Of course, this is a bug in the code, so you should choose the version of the algorithm where you can’t change this variable, or those options where the values are the same at different depths of history. Such inconsequential (as it may seem) error can lead to a loss of time and money.

Laguerre indicator as a standalone trading strategy

We noted above that the expert considered today can be optimally combined with other techniques and methods (and we shall return to this subject today), but if you trade on large timeframes, we can use only the Ehlers’ development: to do so, we just need to install two indicators with different gammas on the same chart:

The first of them (with large period) becomes the identifier of the global trend, i.e. if the signal line is directed downward, the market is bearish, if upward – bullish, and if the values "got stuck" at the border, you should take into account the event prior to this movement, for example:

The second expert (located in the lower window) is used, as you might guess, to determine the optimal entry points in the direction of the trend. Speaking of points of entry, in the "classical" way (the authors' methodology), the Laguerre indicator generates the following signals:

  • If the signal line crosses the horizontal level of 0.15 upward – it's time to buy an asset;
  • If the indicator crosses the level 0.85 downward – it is a signal to sell;
  • If the line is clamped between the extreme value and the key level, you should refrain from entering into transactions.

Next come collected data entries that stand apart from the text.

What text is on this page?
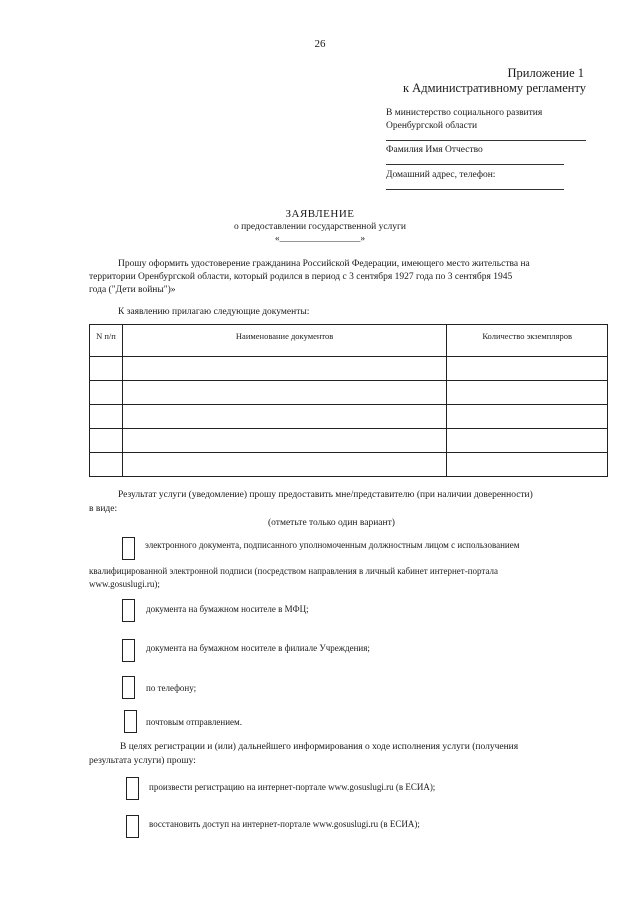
26
Приложение 1
к Административному регламенту
В министерство социального развития
Оренбургской области
Фамилия Имя Отчество
Домашний адрес, телефон:
ЗАЯВЛЕНИЕ
о предоставлении государственной услуги
«_________________»
Прошу оформить удостоверение гражданина Российской Федерации, имеющего место жительства на
территории Оренбургской области, который родился в период с 3 сентября 1927 года по 3 сентября 1945
года ("Дети войны")»
К заявлению прилагаю следующие документы:
N п/п	Наименование документов	Количество экземпляров

Результат услуги (уведомление) прошу предоставить мне/представителю (при наличии доверенности)
в виде:
(отметьте только один вариант)
электронного документа, подписанного уполномоченным должностным лицом с использованием
квалифицированной электронной подписи (посредством направления в личный кабинет интернет-портала
www.gosuslugi.ru);
документа на бумажном носителе в МФЦ;
документа на бумажном носителе в филиале Учреждения;
по телефону;
почтовым отправлением.
В целях регистрации и (или) дальнейшего информирования о ходе исполнения услуги (получения
результата услуги) прошу:
произвести регистрацию на интернет-портале www.gosuslugi.ru (в ЕСИА);
восстановить доступ на интернет-портале www.gosuslugi.ru (в ЕСИА);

Laguerre indicator in conjunction with other methods

We remind that John Ehlers himself noted that the cycles in financial markets should be combined with trendy techniques, and it is difficult to argue, because unlike physical processes, the behavior of speculators and investors is not always rational – unfortunately, this is what the modern market is.

The question remains of what kind of analysis or indicator should be chosen as additional? In our opinion, you can experiment here, as both classics of technical analysis (trend lines, channels, etc.), and the basic trend indicators show good results (but only if a trader or analyst has mastered them perfectly). We can bring a strategy where the Laguerre indicator is combined with a simple moving average as an example:

The problem is only in the optimization of the gamma index in such a way that the number of true signals exceeded the number of false, and all the rest, including the calculation of the optimal value of stop-loss, as they say, is paperwork.

In addition, since we are talking about the indicator similar to conventional RSI, interesting results can be obtained if we apply the standard deviation to it, a faithful interpretation of the values of which will allow to avoid some dangerous situations. In fact, the debate on this topic can be very long.

Strengths and weaknesses of the considered indicator

If we briefly sum up the above, it is impossible to miss the important fact: the Laguerre indicator generates signals more often and more accurately than most oscillators, while the number of false alarms that either trigger stops or force to close a deal ahead of time is significantly lower than that of the popular stochastic oscillator.

On the other hand, the developer is not able to eliminate the most important problem that significantly affects the results of almost all indicator systems: the signals are still lagging behind. Of course, you may choose not to wait for the signal line to leave the overbought/oversold areas and open orders at the first touch of the levels, but in this case the number of false patterns will increase many times and can bring the expectation of any strategy to a negative value.